C'est cette liberté supplémentaire qui permet à May d'aller se promener avec son futur amant d'un jour, alors que la peur de blesser ses parents et son petit-ami présents avec elle aurait pu la censurer. Liberté aussi de dire non au piège du dernier "Je t'aime", certes romantique mais appartenant à un instant révolu. Et liberté enfin de déposer les boucles d'oreille de l'adultère à sa mère, se libérant de la honte refoulée que sa mère voulait lui coller.
L'indépendance ou la nouvelle sagesse affective semble aussi grandir au fil des générations. Lorsque Cole demande à sa mère Loretta si il lui a manqué durant son saut temporel d'une vingtaine d'années, l'un et l'autre ne sont pas dans l'effusion des sentiments. Lui vérifie presque par curiosité, et ce qui ferait écho à la peur d'être oublié est un reliquat finalement assez peu actif, il n'y a pas de supplication dans son regard alors qu'il a bien pris la mesure des événements. Pour elle la situation est légèrement différente puisqu'elle est à cheval sur deux générations. En réponse à la question, l'émotion du manque la submerge un peu au début, mais elle est bascule rapidement dans une étrange douceur, celle d'un nouveau rapport au temps et à ces mystérieux éléments qui forgent une autre perception naturelle des événements : "C'est parce que tu as traversé la rivière quand elle coulait".

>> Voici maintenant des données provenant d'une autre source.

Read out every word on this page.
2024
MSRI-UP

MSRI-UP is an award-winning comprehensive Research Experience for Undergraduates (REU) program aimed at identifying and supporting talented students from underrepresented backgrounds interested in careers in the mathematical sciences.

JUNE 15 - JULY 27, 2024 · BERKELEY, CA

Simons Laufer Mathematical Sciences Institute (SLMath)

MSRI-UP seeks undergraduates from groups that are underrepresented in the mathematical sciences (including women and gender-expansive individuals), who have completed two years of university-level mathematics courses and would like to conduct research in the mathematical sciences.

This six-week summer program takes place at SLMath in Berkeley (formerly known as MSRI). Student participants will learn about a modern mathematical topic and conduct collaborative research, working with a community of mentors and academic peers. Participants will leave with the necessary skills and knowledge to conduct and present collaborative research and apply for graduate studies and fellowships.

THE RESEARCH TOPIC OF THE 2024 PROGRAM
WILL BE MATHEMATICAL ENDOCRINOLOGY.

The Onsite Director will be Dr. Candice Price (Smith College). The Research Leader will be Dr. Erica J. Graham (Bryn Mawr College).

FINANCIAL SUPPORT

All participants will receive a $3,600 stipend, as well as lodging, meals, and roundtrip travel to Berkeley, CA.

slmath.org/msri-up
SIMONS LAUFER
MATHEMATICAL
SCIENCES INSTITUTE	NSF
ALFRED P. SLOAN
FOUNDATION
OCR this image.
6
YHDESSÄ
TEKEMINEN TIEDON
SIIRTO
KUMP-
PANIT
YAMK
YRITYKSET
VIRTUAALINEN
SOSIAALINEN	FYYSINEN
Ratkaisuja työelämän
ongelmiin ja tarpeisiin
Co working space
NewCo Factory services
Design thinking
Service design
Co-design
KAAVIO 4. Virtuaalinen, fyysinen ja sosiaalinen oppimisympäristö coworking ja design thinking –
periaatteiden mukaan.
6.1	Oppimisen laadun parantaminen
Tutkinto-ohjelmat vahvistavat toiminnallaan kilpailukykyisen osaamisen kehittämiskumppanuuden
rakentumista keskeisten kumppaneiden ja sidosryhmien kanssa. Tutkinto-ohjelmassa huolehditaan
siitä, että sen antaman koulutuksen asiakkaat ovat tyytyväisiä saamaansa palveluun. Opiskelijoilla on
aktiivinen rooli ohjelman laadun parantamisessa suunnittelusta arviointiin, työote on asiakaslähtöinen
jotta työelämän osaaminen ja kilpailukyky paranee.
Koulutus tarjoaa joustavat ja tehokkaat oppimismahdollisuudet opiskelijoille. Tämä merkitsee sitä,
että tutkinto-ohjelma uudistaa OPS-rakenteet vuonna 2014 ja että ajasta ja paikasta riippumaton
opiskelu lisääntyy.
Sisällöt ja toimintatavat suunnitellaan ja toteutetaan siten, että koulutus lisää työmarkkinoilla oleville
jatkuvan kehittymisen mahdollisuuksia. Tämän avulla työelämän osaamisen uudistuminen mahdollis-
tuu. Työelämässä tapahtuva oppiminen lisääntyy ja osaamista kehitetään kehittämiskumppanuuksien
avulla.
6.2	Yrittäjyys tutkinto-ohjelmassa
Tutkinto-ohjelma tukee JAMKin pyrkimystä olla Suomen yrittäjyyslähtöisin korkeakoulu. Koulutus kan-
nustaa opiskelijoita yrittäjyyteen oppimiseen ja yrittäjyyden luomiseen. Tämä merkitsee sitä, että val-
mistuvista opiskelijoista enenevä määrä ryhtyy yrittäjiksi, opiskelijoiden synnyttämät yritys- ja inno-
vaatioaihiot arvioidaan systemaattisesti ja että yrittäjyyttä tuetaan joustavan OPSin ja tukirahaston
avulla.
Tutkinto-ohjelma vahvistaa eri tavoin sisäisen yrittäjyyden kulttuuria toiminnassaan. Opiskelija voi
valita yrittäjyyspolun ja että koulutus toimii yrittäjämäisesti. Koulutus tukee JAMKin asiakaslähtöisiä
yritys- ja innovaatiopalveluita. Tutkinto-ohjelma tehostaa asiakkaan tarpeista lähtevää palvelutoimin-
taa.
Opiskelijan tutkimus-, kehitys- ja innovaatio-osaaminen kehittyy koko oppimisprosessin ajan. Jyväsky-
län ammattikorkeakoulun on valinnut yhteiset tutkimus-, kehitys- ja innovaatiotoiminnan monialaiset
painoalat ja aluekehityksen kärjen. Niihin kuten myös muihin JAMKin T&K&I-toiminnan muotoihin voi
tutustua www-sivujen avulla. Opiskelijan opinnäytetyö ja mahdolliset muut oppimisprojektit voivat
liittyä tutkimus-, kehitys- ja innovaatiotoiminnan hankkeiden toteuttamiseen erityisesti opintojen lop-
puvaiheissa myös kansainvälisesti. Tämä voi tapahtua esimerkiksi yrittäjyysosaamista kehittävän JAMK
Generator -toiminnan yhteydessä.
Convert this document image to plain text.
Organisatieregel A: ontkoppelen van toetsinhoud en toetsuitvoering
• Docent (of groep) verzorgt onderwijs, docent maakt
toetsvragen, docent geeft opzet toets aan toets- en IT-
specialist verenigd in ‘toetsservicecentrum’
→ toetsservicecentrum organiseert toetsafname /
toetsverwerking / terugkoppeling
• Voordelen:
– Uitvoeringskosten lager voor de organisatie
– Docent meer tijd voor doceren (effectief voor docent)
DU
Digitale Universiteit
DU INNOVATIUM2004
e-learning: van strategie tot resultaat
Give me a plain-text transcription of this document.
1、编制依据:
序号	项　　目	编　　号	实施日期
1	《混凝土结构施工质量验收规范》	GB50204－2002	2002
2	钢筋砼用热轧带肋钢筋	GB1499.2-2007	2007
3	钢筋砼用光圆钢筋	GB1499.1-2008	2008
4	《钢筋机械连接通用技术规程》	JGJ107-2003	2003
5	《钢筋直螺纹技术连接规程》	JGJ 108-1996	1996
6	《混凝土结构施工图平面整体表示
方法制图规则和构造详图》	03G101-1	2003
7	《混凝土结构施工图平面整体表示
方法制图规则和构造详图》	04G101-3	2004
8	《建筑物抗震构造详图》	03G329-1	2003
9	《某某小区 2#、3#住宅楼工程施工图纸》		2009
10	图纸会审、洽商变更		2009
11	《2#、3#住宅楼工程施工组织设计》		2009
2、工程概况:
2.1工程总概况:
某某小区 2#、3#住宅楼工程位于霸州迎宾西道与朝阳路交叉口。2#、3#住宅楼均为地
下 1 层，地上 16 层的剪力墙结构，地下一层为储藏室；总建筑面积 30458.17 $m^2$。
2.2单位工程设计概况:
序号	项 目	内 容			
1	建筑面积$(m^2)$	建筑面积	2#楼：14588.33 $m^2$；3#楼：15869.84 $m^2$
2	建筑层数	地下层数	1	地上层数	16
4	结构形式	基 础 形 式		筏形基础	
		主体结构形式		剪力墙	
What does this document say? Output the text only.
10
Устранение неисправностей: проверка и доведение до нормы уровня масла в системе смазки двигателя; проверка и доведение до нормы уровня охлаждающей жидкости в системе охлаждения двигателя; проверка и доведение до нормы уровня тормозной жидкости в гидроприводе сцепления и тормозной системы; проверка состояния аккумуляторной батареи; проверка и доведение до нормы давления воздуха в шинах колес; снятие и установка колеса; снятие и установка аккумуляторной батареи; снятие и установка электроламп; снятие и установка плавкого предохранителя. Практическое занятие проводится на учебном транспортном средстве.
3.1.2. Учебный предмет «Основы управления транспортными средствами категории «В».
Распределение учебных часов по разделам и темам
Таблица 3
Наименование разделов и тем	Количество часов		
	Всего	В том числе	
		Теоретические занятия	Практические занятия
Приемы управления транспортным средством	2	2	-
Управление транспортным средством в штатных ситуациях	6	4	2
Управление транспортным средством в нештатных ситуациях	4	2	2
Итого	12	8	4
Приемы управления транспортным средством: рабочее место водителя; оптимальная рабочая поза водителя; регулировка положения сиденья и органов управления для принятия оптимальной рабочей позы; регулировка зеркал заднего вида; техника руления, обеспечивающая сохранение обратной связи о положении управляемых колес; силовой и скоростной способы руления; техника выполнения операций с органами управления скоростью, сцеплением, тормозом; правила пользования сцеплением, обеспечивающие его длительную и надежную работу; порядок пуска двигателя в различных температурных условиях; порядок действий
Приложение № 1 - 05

Ces événements spatio-temporelles continuels modifient le vécu et la représentation intimes, en balayant l'expérience de motifs renouvelés ils augmentent l'impression de proximité au monde, au point que la vie semble en vérité toujours présente sous une certaine forme, même lorsqu'elle est momentanément invisible. La notion de disparition devient du même coup relative, et le rapport à la mort est au passage également modifié. C'est ainsi que Klara est presque sereine lorsqu'elle annonce conjointement à Russ la mort prochaine de ce dernier, et que le Russ en question regagne secrètement le cœur du Loop, dans un mystère complet.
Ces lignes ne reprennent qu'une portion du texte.